Uyuşmazlık: Davalı idarenin kamulaştırmasız el attığı taşınmazın bedelinin tespiti ve davacıya ödenmesi hususundaki uyuşmazlık.

Gerekçe ve Sonuç: Taşınmaza fiilen el atıldığı, bedel tespitinde ve arsa vasfında değerlendirilmesinde bir isabetsizlik bulunmadığı gözetilerek Bölge Adliye Mahkemesi kararının onanmasına karar verilmiştir.

Karar Metni

"İçtihat Metni"

MAHKEMESİ : Sakarya Bölge Adliye Mahkemesi 4. Hukuk Dairesi

SAYISI : 2022/3480 Esas, 2024/871 Karar

KARAR : Esastan ret

İLK DERECE MAHKEMESİ : Gebze 4. Asliye Hukuk Mahkemesi

SAYISI : 2021/116 Esas, 2022/146 Karar

Taraflar arasındaki kamulaştırmasız el atılan taşınmaz bedelinin tahsili davasında yapılan yargılama sonunda İlk Derece Mahkemesince davanın kabulüne karar verilmiştir.

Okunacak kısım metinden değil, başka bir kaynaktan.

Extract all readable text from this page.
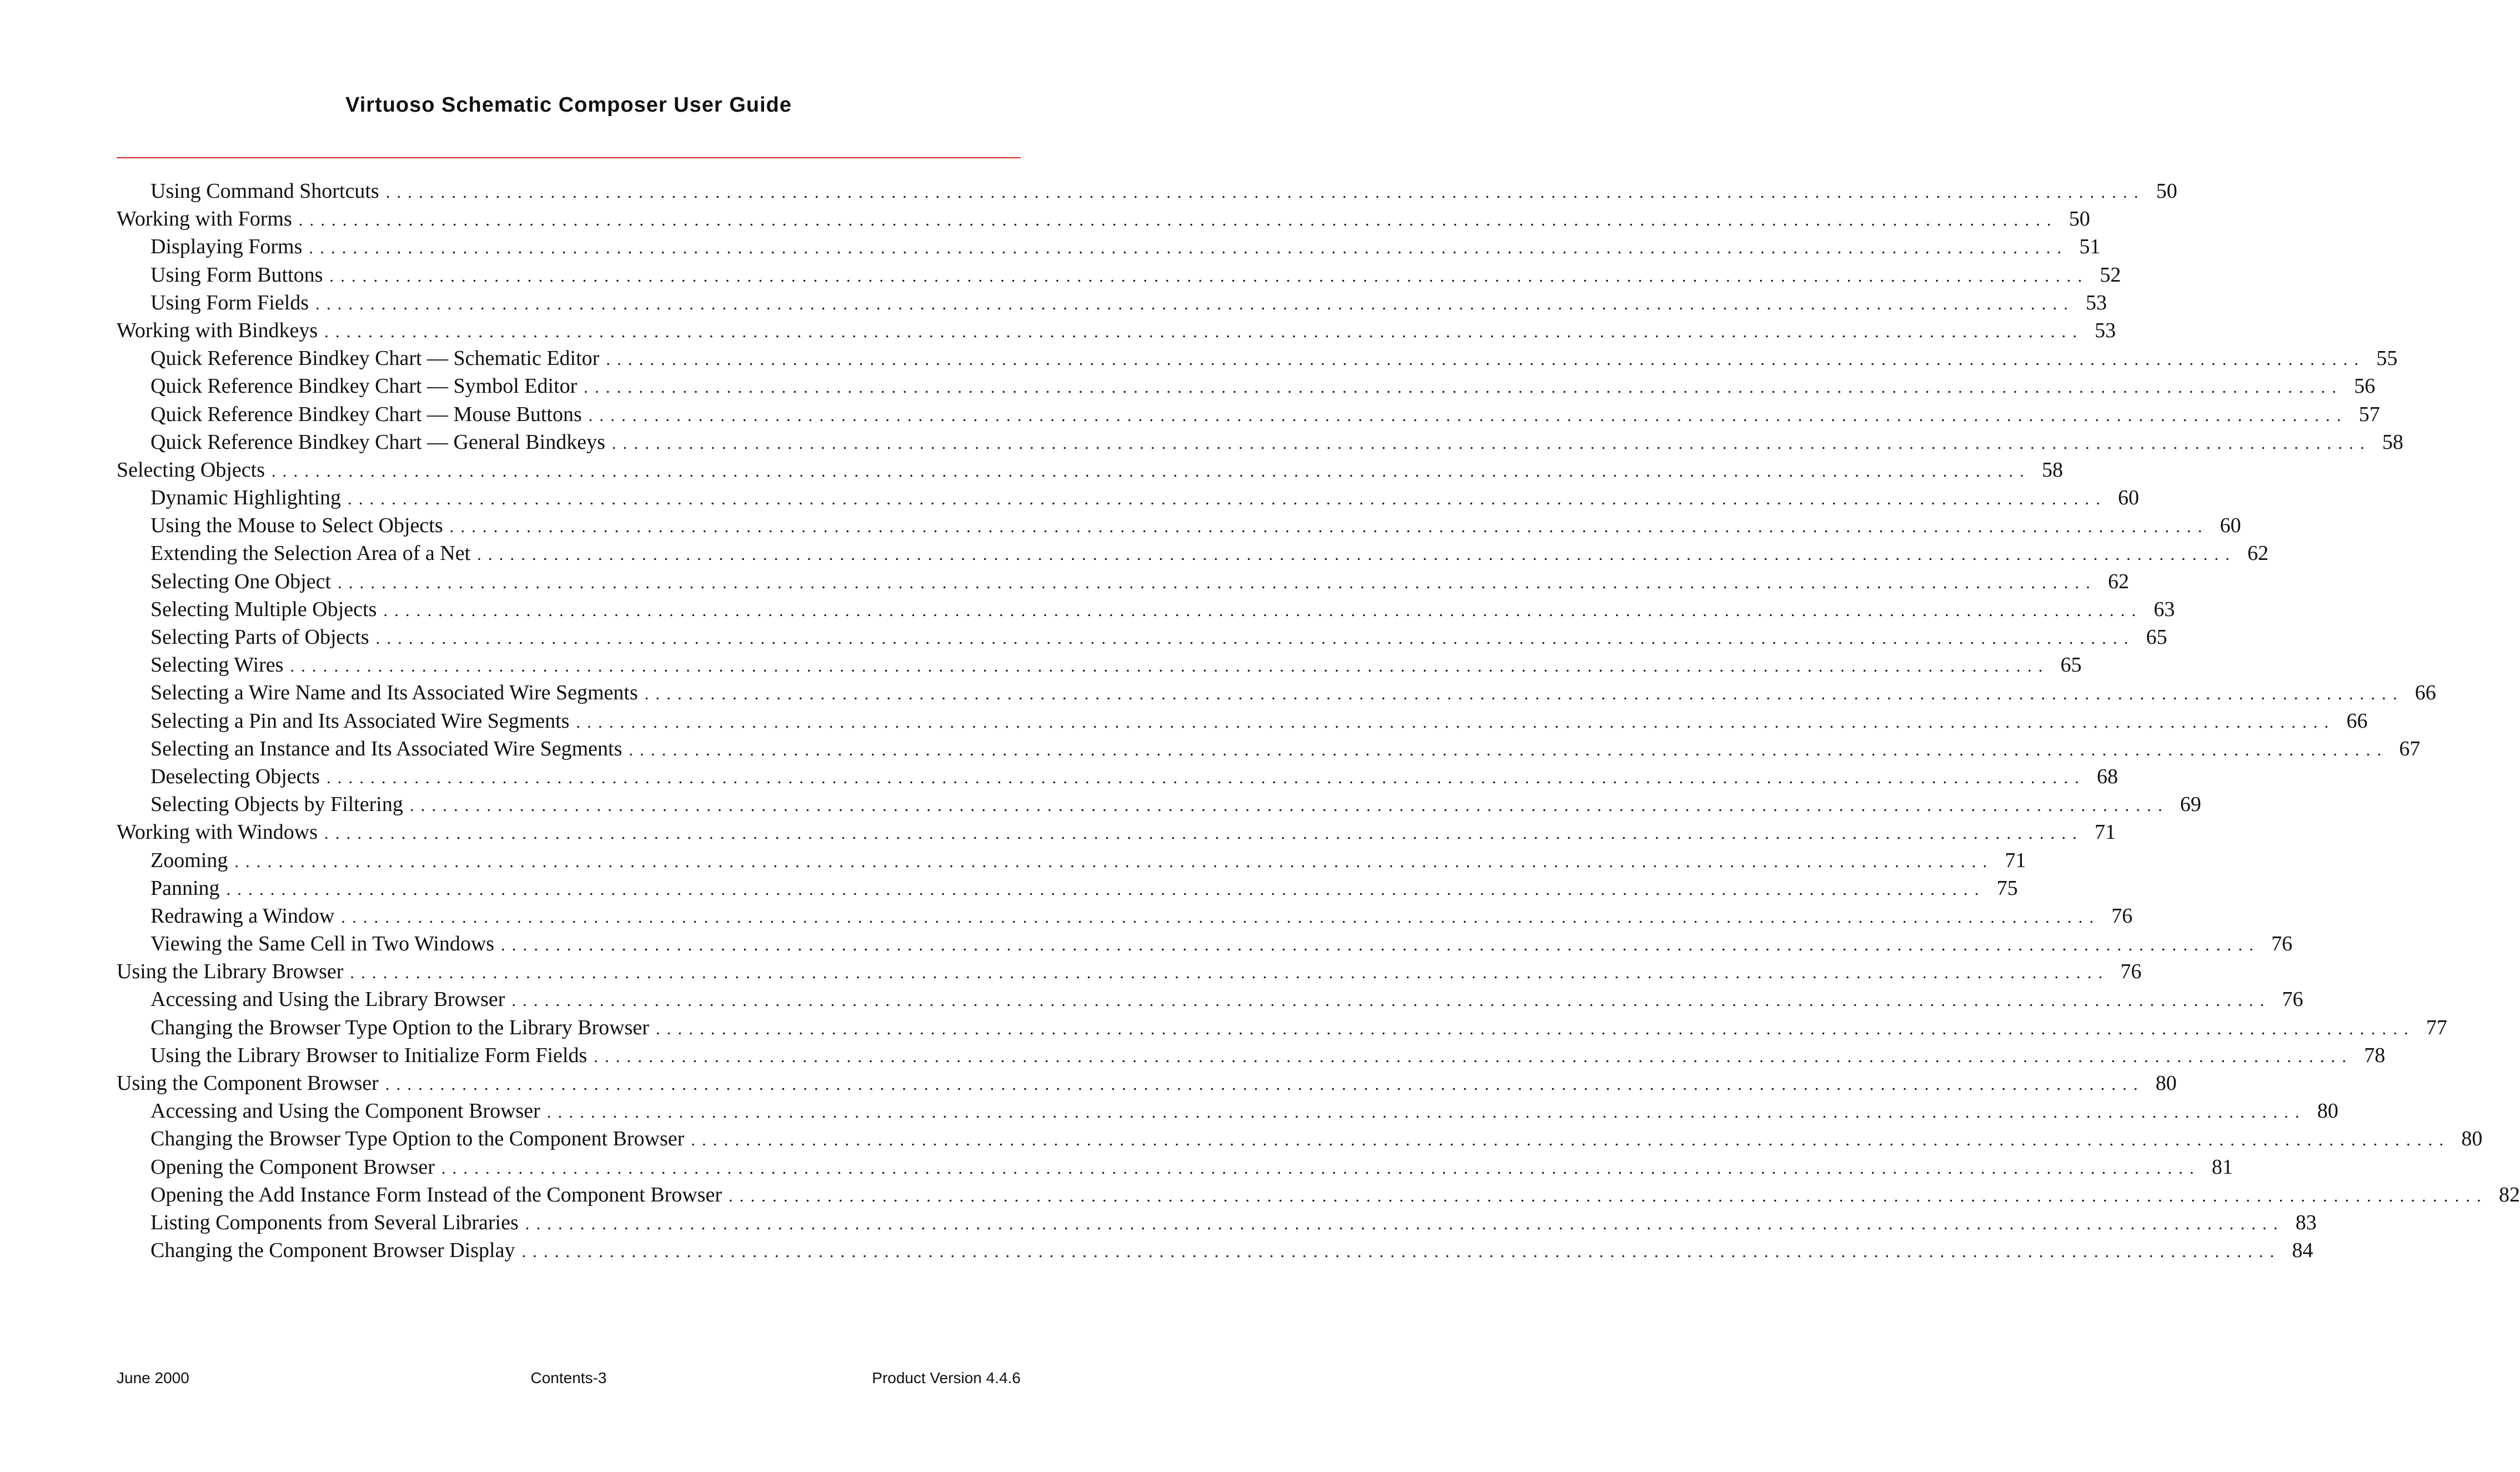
Virtuoso Schematic Composer User Guide
Using Command Shortcuts ................................................................................................................................................................ 50
Working with Forms ................................................................................................................................................................ 50
Displaying Forms ................................................................................................................................................................ 51
Using Form Buttons ................................................................................................................................................................ 52
Using Form Fields ................................................................................................................................................................ 53
Working with Bindkeys ................................................................................................................................................................ 53
Quick Reference Bindkey Chart — Schematic Editor ................................................................................................................................................................ 55
Quick Reference Bindkey Chart — Symbol Editor ................................................................................................................................................................ 56
Quick Reference Bindkey Chart — Mouse Buttons ................................................................................................................................................................ 57
Quick Reference Bindkey Chart — General Bindkeys ................................................................................................................................................................ 58
Selecting Objects ................................................................................................................................................................ 58
Dynamic Highlighting ................................................................................................................................................................ 60
Using the Mouse to Select Objects ................................................................................................................................................................ 60
Extending the Selection Area of a Net ................................................................................................................................................................ 62
Selecting One Object ................................................................................................................................................................ 62
Selecting Multiple Objects ................................................................................................................................................................ 63
Selecting Parts of Objects ................................................................................................................................................................ 65
Selecting Wires ................................................................................................................................................................ 65
Selecting a Wire Name and Its Associated Wire Segments ................................................................................................................................................................ 66
Selecting a Pin and Its Associated Wire Segments ................................................................................................................................................................ 66
Selecting an Instance and Its Associated Wire Segments ................................................................................................................................................................ 67
Deselecting Objects ................................................................................................................................................................ 68
Selecting Objects by Filtering ................................................................................................................................................................ 69
Working with Windows ................................................................................................................................................................ 71
Zooming ................................................................................................................................................................ 71
Panning ................................................................................................................................................................ 75
Redrawing a Window ................................................................................................................................................................ 76
Viewing the Same Cell in Two Windows ................................................................................................................................................................ 76
Using the Library Browser ................................................................................................................................................................ 76
Accessing and Using the Library Browser ................................................................................................................................................................ 76
Changing the Browser Type Option to the Library Browser ................................................................................................................................................................ 77
Using the Library Browser to Initialize Form Fields ................................................................................................................................................................ 78
Using the Component Browser ................................................................................................................................................................ 80
Accessing and Using the Component Browser ................................................................................................................................................................ 80
Changing the Browser Type Option to the Component Browser ................................................................................................................................................................ 80
Opening the Component Browser ................................................................................................................................................................ 81
Opening the Add Instance Form Instead of the Component Browser ................................................................................................................................................................ 82
Listing Components from Several Libraries ................................................................................................................................................................ 83
Changing the Component Browser Display ................................................................................................................................................................ 84
June 2000	Contents-3	Product Version 4.4.6
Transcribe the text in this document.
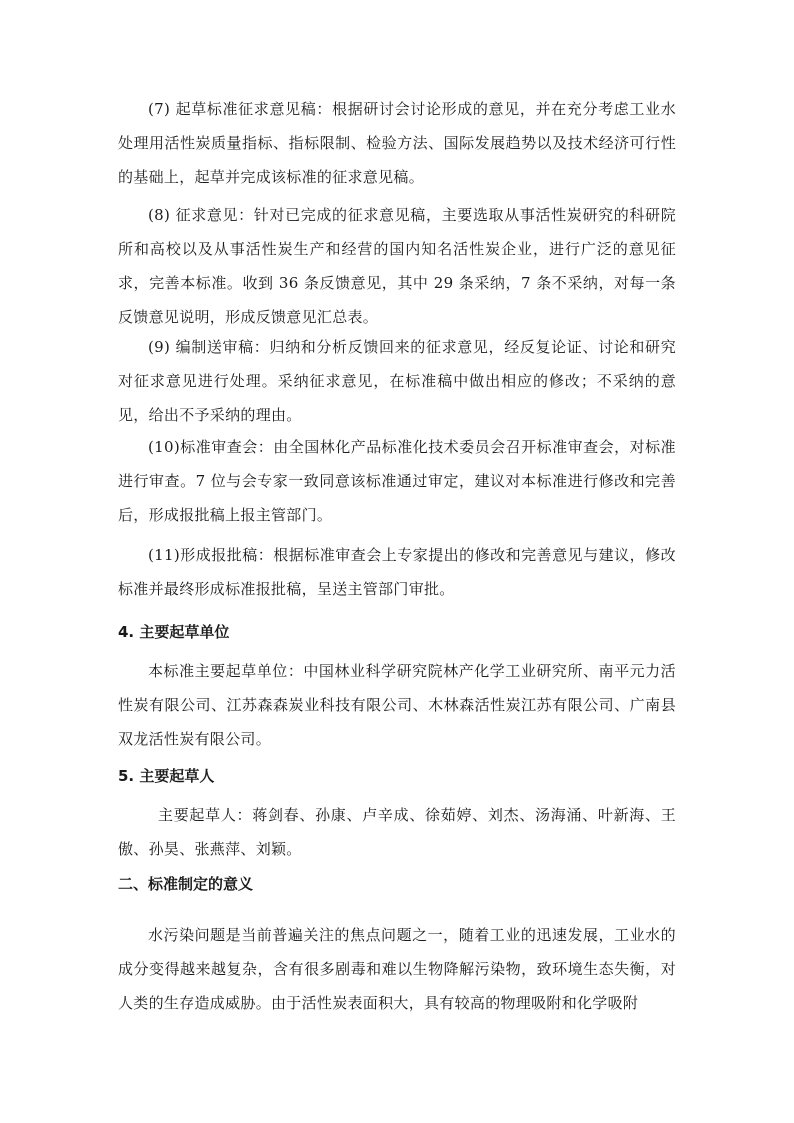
(7) 起草标准征求意见稿：根据研讨会讨论形成的意见，并在充分考虑工业水处理用活性炭质量指标、指标限制、检验方法、国际发展趋势以及技术经济可行性的基础上，起草并完成该标准的征求意见稿。

(8) 征求意见：针对已完成的征求意见稿，主要选取从事活性炭研究的科研院所和高校以及从事活性炭生产和经营的国内知名活性炭企业，进行广泛的意见征求，完善本标准。收到 36 条反馈意见，其中 29 条采纳，7 条不采纳，对每一条反馈意见说明，形成反馈意见汇总表。

(9) 编制送审稿：归纳和分析反馈回来的征求意见，经反复论证、讨论和研究对征求意见进行处理。采纳征求意见，在标准稿中做出相应的修改；不采纳的意见，给出不予采纳的理由。

(10)标准审查会：由全国林化产品标准化技术委员会召开标准审查会，对标准进行审查。7 位与会专家一致同意该标准通过审定，建议对本标准进行修改和完善后，形成报批稿上报主管部门。

(11)形成报批稿：根据标准审查会上专家提出的修改和完善意见与建议，修改标准并最终形成标准报批稿，呈送主管部门审批。

4. 主要起草单位

本标准主要起草单位：中国林业科学研究院林产化学工业研究所、南平元力活性炭有限公司、江苏森森炭业科技有限公司、木林森活性炭江苏有限公司、广南县双龙活性炭有限公司。

5. 主要起草人

主要起草人：蒋剑春、孙康、卢辛成、徐茹婷、刘杰、汤海涌、叶新海、王傲、孙昊、张燕萍、刘颖。

二、标准制定的意义

水污染问题是当前普遍关注的焦点问题之一，随着工业的迅速发展，工业水的成分变得越来越复杂，含有很多剧毒和难以生物降解污染物，致环境生态失衡，对人类的生存造成威胁。由于活性炭表面积大，具有较高的物理吸附和化学吸附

Kararın davalı idare vekili tarafından istinaf edilmesi üzerine, Bölge Adliye Mahkemesince başvurunun esastan reddine karar verilmiştir.

Bölge Adliye Mahkemesi kararı davalı idare vekili tarafından temyiz edilmekle; kesinlik, süre, temyiz şartı ve diğer usul eksiklikleri yönünden yapılan ön inceleme sonucunda, temyiz dilekçesinin kabulüne karar verildikten ve Tetkik Hâkimi tarafından hazırlanan rapor dinlendikten sonra dosyadaki belgeler incelenip gereği düşünüldü:

I. DAVA

Davacı vekili dava dilekçesinde özetle; Kocaeli ili, ... ilçesi, ...Mahallesi 9646 parsel sayılı taşınmaza kamulaştırma yapılmaksızın yol yapılmak suretiyle fiilen el atıldığını belirterek kamulaştırmasız el atılan taşınmaz bedelinin davalı idareden tahsilini talep etmiştir.

II. CEVAP

Davalı idare vekili cevap dilekçesinde özetle; taşınmazın 4,50 m²lik kısmının 1987 tarihli 291,50 m²lik kısmının ise 1989 tarihli kamu yararı kararlarına istinaden kamulaştırmaya konu edildiğini, malik adına istimlâk bedelinin bloke edildiğini, tebligatın ise adres bilgisi yetersiz olduğundan iade edilmiş oduğunu, kamulaştırma işlemleri tamamlanmadığından fiili olarak el atılmasının söz konusu olmadığını ileri sürerek davanın reddine karar verilmesini talep etmiştir.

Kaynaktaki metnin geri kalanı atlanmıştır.